The findings of the publication identify the chemical messenger that drives the expansion of destructive tissue in joints
A University of Birmingham team involving members of the Rheumatology Research Group (Professor Christopher Buckley, Professor Karim Raza, Dr Adam Croft, Dr Jennifer Marshall and Dr Andrew Filer) have established that a chemical messenger released by blood vessels instructs tissue cells to become aggressive and destroy joints, a classic symptom of rheumatoid arthritis.
Rheumatoid arthritis is a disease in which tissues of the joint become inflamed and swollen. Why synovial tissue – thin connective tissue that makes up the membranes surrounding joints – expands and how this leads to joint damage has remained unclear, despite there being remarkably effective drugs, such as anti-TNF (tumor necrosis factor), that suppress the disease activity.
The findings of the new publication in collaboration with colleagues in Boston USA, identify the chemical messenger that drives the expansion of destructive tissue in joints called NOTCH3, this molecule is being investigated as a target for the potential use of anti-cancer drugs, as it is overexpressed in several types of cancers. It is hoped that it might be possible to repurpose this drug to treat arthritis.
This research continues the studies led from Birmingham and with the same collaborators that were first described last year in Nature (Croft et al.) that fibroblasts, a key type of resident cell in the synovium, became expanded in rheumatoid arthritis.

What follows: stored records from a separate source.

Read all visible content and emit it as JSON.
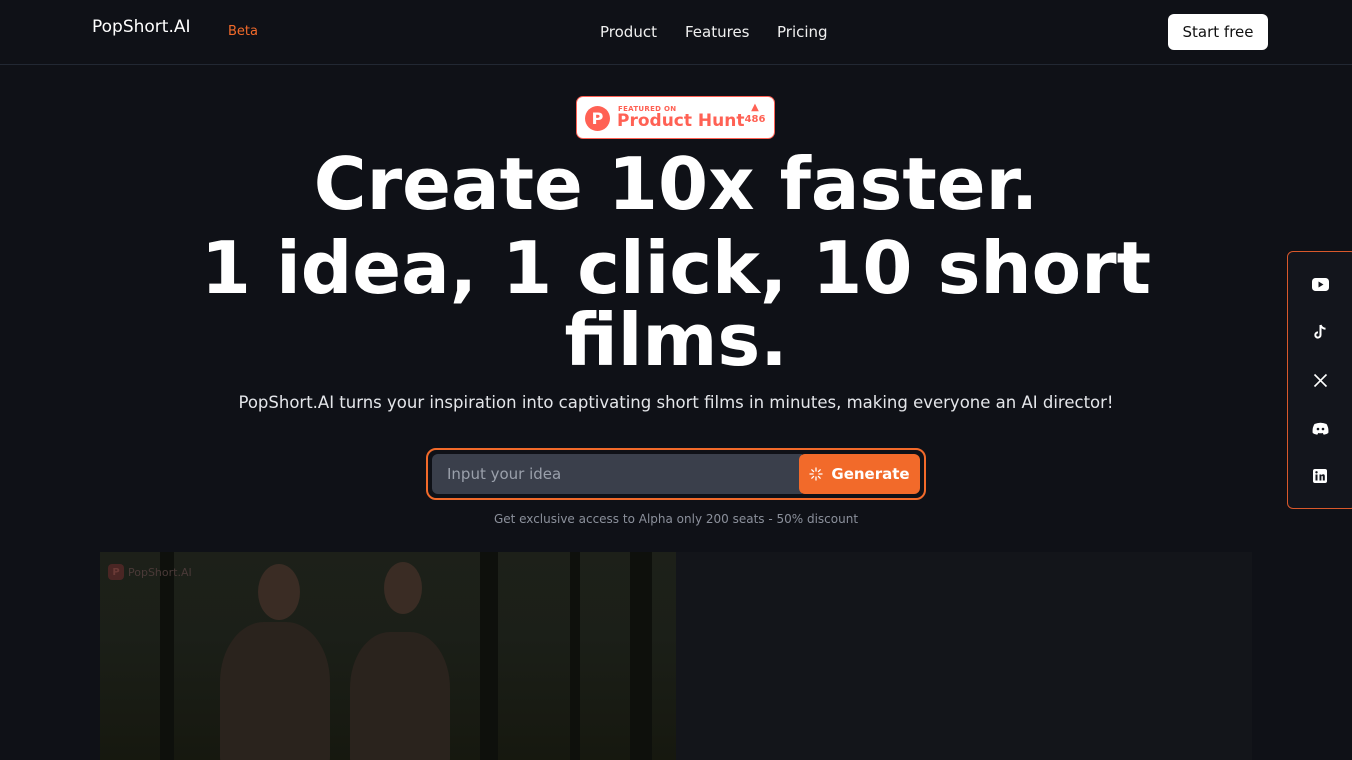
{
  "header": {
    "logo_alt": "PopShort.AI",
    "beta": "Beta",
    "nav": [
      "Product",
      "Features",
      "Pricing"
    ],
    "start_label": "Start free"
  },
  "product_hunt": {
    "small": "FEATURED ON",
    "big": "Product Hunt",
    "count": "486"
  },
  "hero": {
    "line1": "Create 10x faster.",
    "line2": "1 idea, 1 click, 10 short",
    "line3": "films.",
    "subtitle": "PopShort.AI turns your inspiration into captivating short films in minutes, making everyone an AI director!"
  },
  "idea": {
    "placeholder": "Input your idea",
    "generate_label": "Generate",
    "note": "Get exclusive access to Alpha only 200 seats - 50% discount"
  },
  "video": {
    "watermark": "PopShort.AI"
  },
  "social": [
    "youtube-icon",
    "tiktok-icon",
    "x-icon",
    "discord-icon",
    "linkedin-icon"
  ],
  "colors": {
    "accent": "#f26a2a",
    "background": "#0f1117",
    "product_hunt": "#ff6154"
  }
}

Professor Buckley, Kennedy Professor of Translational Rheumatology at the University of Birmingham and Oxford, said: “The identification of NOTCH3 as a key regulator of tissue expansion in the joint and our findings that the degree of expansion relates to the degree of new blood vessel formation links the process of inflammation to angiogenesis (new blood vessel formation) and suggests that blocking NOTCH3 might work in human arthritis.
“It was not expected that NOTCH3, which plays an important role in brain development, would play such a key role in arthritis.”
Dr Adam Croft, NIHR Academic Clinical Lecturer in Rheumatology, added: “This study takes us a further step forward to developing therapies that target the bad fibroblasts in inflammatory joint disease.”
The University's Rheumatology Research Group will be further researching what factors lead to the breakdown of the lining layer in the synovium that sits above the expanded cells surrounding the blood vessels.